A primeira derrota de Temer

Foi um relatório duro. “São várias pessoas envolvidas”, disse o deputado Sérgio Zveiter na Comissão de Constituição e Justiça. “Elas têm que ser ouvidas, e sem o devido processo legal isto não poderá acontecer. Tantos indícios não podem, simplesmente, ser ignorados.” O presidente Michel Temer é acusado de corrupção passiva por ter recebido, por meio do ex-deputado Rodrigo Rocha Loures, R$ 500 mil em suborno de Joesley Batista. É o dinheiro da mala e do deputado nervoso pelas ruas paulistanas. “A acusação é grave e não se apresenta inconsistente, frágil e desprovida de força probatória.” O argumento de Zveiter vai contra o que a defesa de Temer vem sugerindo. Não faz sentido discutir ausência de provas agora — isto se faz durante o julgamento. E não se trata de condenar o presidente, mas de permitir que o devido processo legal avalie se ele deve ser condenado ou não. “O presidente”, continuou Zveiter, “atendeu a Joesley Batista por livre e espontânea vontade, recebeu no exercício do cargo e para tratar de assuntos públicos, não republicanos.” (Leia o voto completo em PDF, 31 páginas.)
Antônio Cláudio Mariz, advogado de Temer, teve de gritar para ser ouvido após Zveiter. “Lanço um repto ao procurador-geral da República”, disse. “De quanto o presidente, quanto? Das mãos de quem?” Afirmava que Temer não recebera nada e que a acusação não é sustentada por qualquer prova. “É mentira, infâmia, indignação.” O Planalto considera que Zveiter exagerou e produziu um relatório excessivamente político. (Globo)
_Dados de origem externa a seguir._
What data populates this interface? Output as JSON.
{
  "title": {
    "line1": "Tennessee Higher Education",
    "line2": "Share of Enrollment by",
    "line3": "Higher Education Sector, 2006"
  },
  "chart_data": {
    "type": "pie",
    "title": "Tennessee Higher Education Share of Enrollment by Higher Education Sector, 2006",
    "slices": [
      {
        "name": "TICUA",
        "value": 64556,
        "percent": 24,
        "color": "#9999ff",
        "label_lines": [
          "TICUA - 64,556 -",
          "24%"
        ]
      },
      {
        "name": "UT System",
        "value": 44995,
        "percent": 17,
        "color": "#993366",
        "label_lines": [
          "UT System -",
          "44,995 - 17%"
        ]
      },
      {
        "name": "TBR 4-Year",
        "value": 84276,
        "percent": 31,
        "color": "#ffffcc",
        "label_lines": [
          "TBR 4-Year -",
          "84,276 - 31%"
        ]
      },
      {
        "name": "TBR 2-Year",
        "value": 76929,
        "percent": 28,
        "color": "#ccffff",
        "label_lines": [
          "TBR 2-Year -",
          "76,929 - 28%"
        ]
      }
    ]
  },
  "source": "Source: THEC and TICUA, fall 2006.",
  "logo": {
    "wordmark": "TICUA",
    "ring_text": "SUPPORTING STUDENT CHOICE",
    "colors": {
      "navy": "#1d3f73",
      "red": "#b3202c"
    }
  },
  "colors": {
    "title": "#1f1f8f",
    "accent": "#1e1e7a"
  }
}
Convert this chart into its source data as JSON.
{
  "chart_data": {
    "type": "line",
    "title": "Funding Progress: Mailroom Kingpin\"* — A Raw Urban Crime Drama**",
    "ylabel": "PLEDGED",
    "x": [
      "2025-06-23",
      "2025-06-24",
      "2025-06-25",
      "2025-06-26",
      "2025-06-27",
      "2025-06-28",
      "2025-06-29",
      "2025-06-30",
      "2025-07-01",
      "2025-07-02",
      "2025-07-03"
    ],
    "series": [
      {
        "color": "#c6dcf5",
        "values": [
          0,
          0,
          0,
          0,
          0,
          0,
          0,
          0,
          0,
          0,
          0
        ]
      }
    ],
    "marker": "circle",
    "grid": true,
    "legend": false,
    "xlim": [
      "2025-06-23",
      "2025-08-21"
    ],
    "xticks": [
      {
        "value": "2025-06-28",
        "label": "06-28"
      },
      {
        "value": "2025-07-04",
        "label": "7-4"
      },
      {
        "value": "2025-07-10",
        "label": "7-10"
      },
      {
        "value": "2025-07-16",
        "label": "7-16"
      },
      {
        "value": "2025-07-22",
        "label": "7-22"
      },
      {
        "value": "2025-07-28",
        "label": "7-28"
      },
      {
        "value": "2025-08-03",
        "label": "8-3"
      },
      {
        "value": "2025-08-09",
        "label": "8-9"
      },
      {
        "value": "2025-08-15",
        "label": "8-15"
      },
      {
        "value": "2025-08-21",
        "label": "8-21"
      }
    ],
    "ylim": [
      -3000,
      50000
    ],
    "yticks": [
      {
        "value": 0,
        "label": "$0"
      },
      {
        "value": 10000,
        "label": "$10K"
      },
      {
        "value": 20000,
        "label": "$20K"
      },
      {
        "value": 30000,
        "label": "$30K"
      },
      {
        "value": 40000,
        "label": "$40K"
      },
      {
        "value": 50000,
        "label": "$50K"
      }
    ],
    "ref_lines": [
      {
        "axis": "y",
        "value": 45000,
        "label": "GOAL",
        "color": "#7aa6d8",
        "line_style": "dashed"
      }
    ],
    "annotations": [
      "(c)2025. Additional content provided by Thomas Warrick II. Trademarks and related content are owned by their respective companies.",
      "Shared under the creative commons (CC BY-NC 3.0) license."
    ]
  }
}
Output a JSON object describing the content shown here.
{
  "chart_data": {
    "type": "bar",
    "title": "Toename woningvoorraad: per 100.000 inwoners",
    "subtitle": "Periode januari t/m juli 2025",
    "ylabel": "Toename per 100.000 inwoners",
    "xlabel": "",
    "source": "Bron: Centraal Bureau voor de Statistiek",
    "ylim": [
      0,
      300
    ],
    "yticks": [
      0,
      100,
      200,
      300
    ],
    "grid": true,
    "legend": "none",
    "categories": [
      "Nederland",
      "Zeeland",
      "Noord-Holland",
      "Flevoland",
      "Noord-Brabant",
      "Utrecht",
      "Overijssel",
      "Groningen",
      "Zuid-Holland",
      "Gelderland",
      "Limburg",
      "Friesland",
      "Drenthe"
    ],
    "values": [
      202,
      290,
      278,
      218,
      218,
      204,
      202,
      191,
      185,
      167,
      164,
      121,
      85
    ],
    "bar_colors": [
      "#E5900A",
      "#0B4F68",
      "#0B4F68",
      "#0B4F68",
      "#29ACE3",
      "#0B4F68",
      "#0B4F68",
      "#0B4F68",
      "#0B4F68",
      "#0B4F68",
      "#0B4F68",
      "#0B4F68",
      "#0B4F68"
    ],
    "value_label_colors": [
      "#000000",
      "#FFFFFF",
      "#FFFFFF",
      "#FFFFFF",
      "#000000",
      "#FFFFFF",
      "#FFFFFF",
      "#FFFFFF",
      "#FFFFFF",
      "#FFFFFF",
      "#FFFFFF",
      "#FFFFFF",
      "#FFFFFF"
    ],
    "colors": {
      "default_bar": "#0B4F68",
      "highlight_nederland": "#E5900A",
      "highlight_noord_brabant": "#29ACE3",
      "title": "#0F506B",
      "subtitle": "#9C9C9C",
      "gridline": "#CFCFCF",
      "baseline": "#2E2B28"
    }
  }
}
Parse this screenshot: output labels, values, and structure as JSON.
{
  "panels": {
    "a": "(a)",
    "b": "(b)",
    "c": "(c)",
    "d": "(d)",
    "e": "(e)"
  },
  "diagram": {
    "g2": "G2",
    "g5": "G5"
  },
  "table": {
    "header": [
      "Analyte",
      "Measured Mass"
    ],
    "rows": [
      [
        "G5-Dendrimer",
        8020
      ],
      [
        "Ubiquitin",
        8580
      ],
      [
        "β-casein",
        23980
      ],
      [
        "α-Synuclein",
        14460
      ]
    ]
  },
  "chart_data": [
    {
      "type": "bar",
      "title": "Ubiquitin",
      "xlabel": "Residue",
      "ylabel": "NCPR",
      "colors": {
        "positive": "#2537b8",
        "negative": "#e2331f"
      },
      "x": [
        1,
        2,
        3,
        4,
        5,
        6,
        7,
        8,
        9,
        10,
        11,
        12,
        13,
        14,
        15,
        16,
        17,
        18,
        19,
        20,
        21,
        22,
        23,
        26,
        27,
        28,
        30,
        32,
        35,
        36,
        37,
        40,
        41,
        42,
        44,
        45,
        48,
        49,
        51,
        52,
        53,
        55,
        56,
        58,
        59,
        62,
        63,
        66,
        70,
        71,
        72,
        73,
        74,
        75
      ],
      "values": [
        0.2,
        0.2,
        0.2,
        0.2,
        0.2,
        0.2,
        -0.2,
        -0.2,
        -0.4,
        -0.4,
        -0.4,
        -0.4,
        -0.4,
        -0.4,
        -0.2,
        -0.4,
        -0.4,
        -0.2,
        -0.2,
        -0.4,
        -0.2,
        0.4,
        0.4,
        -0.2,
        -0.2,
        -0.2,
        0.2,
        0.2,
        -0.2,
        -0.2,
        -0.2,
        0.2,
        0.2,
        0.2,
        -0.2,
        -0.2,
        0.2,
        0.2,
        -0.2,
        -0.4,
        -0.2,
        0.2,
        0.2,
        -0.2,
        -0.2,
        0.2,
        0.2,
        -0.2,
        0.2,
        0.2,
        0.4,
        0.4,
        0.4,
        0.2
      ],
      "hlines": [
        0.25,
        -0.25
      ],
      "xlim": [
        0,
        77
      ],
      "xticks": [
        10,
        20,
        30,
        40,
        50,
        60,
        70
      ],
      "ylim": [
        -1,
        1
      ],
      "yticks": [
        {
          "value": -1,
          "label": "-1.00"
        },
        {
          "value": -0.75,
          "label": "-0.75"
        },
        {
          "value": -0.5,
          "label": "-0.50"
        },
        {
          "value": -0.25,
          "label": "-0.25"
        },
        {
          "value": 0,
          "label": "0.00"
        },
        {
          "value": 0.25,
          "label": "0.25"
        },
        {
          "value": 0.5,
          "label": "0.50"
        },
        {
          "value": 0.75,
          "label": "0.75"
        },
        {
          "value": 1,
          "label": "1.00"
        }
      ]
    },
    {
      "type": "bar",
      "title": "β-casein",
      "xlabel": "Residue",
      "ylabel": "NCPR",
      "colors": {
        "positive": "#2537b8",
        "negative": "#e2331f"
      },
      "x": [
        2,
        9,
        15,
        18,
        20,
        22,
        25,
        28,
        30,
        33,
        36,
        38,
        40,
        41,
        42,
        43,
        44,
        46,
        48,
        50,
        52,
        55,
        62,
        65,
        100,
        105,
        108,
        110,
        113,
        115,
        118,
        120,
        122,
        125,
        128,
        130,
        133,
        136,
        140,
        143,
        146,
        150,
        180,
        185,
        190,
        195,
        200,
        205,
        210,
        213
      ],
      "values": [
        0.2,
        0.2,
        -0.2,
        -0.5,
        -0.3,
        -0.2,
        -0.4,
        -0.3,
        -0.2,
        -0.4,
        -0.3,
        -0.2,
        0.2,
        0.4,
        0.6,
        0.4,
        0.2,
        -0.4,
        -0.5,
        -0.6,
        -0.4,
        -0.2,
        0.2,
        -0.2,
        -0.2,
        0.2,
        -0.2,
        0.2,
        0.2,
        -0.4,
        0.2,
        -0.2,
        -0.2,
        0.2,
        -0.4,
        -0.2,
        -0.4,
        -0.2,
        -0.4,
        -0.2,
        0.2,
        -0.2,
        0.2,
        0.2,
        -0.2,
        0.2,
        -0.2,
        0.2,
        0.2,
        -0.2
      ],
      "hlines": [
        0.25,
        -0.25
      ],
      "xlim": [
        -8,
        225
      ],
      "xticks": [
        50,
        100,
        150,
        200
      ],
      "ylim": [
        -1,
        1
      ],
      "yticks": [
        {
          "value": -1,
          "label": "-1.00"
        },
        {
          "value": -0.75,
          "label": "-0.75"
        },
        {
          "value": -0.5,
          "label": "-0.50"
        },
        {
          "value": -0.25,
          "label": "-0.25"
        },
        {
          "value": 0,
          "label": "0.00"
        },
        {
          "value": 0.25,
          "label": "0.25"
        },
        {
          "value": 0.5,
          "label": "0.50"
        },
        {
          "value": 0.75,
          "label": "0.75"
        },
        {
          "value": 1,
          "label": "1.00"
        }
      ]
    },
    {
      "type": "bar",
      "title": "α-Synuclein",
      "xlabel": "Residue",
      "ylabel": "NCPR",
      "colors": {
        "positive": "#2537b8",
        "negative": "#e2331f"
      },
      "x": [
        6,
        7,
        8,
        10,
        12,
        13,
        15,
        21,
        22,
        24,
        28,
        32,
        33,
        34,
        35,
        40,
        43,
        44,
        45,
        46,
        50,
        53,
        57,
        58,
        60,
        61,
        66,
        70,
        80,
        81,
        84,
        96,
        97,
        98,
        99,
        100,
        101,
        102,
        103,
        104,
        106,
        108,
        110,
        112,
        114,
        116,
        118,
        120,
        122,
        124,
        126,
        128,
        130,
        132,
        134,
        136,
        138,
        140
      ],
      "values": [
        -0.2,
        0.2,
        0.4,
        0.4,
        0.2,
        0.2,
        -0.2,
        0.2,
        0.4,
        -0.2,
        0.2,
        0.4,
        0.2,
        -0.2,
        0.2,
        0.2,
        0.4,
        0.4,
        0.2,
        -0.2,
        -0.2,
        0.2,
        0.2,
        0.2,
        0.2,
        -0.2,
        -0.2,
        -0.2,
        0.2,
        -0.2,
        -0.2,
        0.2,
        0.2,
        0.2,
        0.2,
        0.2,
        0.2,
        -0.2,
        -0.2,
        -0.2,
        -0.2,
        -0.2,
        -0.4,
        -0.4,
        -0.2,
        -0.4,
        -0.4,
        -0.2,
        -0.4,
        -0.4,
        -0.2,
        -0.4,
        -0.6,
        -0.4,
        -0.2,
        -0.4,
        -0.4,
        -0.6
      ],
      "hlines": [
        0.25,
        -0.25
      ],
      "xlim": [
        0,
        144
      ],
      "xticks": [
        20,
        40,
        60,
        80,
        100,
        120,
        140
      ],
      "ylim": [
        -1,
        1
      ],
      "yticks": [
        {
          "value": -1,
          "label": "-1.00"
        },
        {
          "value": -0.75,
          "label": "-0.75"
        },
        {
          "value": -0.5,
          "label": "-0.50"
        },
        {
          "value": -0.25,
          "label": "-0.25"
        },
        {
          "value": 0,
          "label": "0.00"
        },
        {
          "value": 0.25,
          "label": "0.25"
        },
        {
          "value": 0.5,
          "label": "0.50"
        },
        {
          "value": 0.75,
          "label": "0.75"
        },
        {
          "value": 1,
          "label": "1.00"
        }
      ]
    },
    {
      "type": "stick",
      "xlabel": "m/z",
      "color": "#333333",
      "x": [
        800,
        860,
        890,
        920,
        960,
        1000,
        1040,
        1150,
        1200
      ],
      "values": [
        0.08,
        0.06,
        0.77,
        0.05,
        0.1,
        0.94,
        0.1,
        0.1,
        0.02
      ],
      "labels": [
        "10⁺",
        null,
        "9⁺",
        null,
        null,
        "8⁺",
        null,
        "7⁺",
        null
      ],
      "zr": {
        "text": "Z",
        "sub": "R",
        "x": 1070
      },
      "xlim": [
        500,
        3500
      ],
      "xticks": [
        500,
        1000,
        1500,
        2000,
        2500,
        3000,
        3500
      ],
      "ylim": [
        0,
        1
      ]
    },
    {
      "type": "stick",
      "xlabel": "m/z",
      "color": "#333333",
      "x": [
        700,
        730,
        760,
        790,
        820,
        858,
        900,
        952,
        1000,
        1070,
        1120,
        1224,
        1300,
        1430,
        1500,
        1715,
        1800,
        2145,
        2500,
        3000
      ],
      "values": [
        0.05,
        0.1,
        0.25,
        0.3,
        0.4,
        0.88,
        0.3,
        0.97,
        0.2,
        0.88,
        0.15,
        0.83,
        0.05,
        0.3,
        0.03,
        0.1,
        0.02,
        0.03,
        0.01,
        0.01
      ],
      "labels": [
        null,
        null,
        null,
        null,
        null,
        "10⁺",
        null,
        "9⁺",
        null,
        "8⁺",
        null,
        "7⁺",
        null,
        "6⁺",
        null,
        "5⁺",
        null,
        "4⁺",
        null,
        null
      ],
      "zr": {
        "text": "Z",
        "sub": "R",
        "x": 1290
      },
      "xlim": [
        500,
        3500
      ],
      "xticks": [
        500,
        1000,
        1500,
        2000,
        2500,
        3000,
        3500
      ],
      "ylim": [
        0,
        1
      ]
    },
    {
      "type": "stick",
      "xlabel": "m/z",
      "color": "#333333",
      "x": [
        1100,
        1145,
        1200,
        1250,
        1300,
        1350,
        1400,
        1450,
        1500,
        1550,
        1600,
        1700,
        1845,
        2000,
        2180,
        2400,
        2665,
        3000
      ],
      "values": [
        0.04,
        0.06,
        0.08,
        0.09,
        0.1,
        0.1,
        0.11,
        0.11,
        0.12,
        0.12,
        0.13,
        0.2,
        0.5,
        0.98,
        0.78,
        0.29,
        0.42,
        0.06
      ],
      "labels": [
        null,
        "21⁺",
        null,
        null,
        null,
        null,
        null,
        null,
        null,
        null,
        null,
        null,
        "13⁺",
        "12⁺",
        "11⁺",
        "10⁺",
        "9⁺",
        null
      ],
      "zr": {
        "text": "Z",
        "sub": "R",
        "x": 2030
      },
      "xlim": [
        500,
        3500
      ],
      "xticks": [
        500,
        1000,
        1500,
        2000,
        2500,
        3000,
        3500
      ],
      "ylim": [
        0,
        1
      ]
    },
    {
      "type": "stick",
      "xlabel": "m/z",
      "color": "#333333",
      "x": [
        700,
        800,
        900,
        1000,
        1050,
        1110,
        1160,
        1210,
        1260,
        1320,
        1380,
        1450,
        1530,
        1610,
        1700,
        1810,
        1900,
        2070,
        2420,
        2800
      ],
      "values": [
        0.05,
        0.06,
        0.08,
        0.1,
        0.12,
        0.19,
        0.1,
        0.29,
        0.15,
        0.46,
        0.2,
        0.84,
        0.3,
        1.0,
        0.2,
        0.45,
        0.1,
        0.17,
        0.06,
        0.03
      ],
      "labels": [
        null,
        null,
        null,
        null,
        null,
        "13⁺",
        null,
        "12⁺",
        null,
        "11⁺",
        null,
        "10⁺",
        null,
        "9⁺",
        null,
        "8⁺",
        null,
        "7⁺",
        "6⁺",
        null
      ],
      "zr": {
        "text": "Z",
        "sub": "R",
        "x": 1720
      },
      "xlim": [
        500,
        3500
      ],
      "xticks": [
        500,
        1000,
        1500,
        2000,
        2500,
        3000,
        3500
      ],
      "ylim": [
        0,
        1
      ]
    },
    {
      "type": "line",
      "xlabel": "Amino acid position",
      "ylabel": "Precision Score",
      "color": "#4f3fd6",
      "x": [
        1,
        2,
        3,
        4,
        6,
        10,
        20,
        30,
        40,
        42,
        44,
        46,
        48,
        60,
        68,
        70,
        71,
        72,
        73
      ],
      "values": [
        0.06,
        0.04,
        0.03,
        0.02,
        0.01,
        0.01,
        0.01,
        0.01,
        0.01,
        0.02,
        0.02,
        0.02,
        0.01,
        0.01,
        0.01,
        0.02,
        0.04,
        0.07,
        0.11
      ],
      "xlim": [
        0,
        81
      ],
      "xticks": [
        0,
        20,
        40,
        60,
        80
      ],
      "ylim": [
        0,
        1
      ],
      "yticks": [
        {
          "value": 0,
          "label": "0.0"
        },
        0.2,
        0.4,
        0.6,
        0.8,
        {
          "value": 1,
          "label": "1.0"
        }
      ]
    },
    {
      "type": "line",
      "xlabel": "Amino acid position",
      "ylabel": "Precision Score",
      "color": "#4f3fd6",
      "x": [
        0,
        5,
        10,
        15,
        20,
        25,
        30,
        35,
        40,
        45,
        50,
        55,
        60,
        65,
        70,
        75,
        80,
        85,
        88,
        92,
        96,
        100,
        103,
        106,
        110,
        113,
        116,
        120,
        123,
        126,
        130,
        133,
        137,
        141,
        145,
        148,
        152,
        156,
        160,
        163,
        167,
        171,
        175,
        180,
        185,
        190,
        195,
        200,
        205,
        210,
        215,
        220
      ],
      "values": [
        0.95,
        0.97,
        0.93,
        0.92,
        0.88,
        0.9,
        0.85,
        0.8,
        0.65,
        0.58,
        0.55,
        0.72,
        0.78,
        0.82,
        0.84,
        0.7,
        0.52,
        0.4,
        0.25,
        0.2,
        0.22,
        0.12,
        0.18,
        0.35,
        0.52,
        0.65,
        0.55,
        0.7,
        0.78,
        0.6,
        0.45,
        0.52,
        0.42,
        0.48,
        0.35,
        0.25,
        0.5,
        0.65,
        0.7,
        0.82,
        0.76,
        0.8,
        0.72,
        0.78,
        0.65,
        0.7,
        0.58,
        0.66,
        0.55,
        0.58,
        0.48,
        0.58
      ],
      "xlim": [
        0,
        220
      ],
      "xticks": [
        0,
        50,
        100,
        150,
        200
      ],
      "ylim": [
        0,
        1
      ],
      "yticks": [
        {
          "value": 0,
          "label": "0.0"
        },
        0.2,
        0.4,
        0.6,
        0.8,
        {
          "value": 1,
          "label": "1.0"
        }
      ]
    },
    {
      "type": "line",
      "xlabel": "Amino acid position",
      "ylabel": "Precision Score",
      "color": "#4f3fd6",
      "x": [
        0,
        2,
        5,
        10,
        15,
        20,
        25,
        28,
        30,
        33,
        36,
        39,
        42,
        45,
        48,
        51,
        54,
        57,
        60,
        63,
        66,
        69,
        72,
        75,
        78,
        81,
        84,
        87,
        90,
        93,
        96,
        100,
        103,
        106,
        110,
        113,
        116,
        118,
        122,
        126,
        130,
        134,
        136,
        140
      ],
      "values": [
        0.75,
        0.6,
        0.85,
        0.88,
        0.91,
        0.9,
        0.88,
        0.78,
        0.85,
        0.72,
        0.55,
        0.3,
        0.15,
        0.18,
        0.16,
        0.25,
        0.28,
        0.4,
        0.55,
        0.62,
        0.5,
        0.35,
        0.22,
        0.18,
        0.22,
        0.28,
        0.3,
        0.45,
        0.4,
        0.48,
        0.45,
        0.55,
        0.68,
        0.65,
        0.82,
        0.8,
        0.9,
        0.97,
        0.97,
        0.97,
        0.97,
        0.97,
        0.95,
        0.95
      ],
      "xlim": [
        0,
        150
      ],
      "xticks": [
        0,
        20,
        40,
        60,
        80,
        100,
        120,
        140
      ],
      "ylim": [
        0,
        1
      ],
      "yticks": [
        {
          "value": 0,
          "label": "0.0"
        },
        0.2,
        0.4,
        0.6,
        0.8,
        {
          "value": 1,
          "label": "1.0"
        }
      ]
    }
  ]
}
Lívia Gil Guimarães, do Supremo em Pauta: “O parecer favorável ao processamento da denúncia de Temer teve um tom muito mais jurídico do que político. Se por um lado isso é inusitado para um momento tão político, por outro parece fazer sentido no contexto atual.” (Estadão)
À noite, o governo protocolou uma versão alternativa ao voto de Zveiter.
Ao longo da semana, cada um dos 132 membros da CCJ (66 titulares, 66 suplentes) terá direito a falar por 15 minutos. E até 40 outros deputados — vinte a favor, vinte contra — poderão discursar por 10 minutos. Para estes, vale a ordem de inscrição. O Planalto espera concluir esta fase até sexta-feira, mas o presidente da comissão acena com a possibilidade de convocar sessões semana que vem. Enquanto isso, o governo segue operando: ainda ontem, o PR trocou mais quatro deputados na CCJ.
Ainda assim, é o próprio Temer quem está no comando da articulação. Telefona pessoalmente para os deputados. Só um recebeu três telefonemas em um único dia. (Estadão)
Celso Rocha de Barros: “Assistiremos nas próximas semanas a uma disputa pela presidência entre dois marmanjos que não venceriam eleições para presidente do Bangu. Com o impeachment, o PMDB passou a liderar o campo liberal-conservador. Se Maia vencer a disputa em curso, o equilíbrio anterior, em que essa turma era liderada pela aliança PSDB/DEM, começaria a ser restaurado (talvez como DEM/PSDB). Em especial, se o PMDB trair Temer, seus parlamentares reafirmarão a vocação do partido de ser o aliado de todos os governos, sem nunca ocupar a presidência. Você sorriu imaginando o PMDB traindo Temer, eu vi daqui.” (Folha)
A campanha 342 Agora está na praça em busca de 342 votos de deputados federais para aceitar a denúncia contra Michel Temer. O site oficial lista quais parlamentares são contra (129, hoje), quais a favor (184) e os indecisos (200). E oferece ferramentas fáceis para entrar em contato com parlamentares e pressioná-los.